Namun tahukah kita, teladan atau hal yang diperlukan sebelum beberapahal diatas itu adalah, keteladanan kita dalam menyikapi anak, dan penerimaan kita terhadap anak kita. Apakah maksud penerimaan itu? penerimaan ini adalah sikap kita terhadap perilaku anak.
Anak adalah seperti lembar kertas atau memori yang masih kosong, karakter soerang anak akan terbentuk dari bagaimana orang tuanya bersikap terutama terhadap anaknya, karena anak adalah perekam yang sangat kuat.

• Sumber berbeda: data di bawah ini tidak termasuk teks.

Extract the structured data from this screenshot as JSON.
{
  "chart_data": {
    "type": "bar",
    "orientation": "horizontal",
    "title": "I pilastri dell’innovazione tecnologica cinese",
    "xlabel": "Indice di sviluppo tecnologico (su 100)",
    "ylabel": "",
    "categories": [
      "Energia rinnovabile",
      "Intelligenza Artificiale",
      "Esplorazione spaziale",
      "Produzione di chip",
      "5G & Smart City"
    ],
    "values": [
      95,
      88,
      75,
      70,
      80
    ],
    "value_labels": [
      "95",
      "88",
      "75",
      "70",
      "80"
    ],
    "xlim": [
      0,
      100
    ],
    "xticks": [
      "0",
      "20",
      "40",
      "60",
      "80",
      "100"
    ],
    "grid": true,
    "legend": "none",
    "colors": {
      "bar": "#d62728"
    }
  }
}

dari sinilah kita bisa paham apa sikap yang perlu kita pakai untuk menghadapi anak, itulah yang dimakud dengan penerimaan diatas tadi, kenapa? karena kita pintar mengetahui tabiat anak maka kita akan menerimanya, dengan kita sudah menerimanya maka kita tidak ada lagi kata berat dan emosianal dalam menghadapi sikap anak yang mungkin kita tidak sukai, dengan begitu kita seolah sudah menjadi orang tua yang sabar, dan sabar tadi bukan karena kita buat sabar, tapi karena kita memang sudah faham kaidah-kaidah hingga hal terkecil tentang sebuah perilaku sehingga kita tidak berat dan emosi dan menjadikan kita tidak pernah atau jarang marah.
karena sabar hanya karena komitmen pasti tidak akan bisa lama, itulah kenap orang ada yang mengatakan sabar itu ada batasnya padahal itu bukan pendapat yang benar, sabar akan menjadi terbatas karena pola fikir orang tua itu tidak cerdas.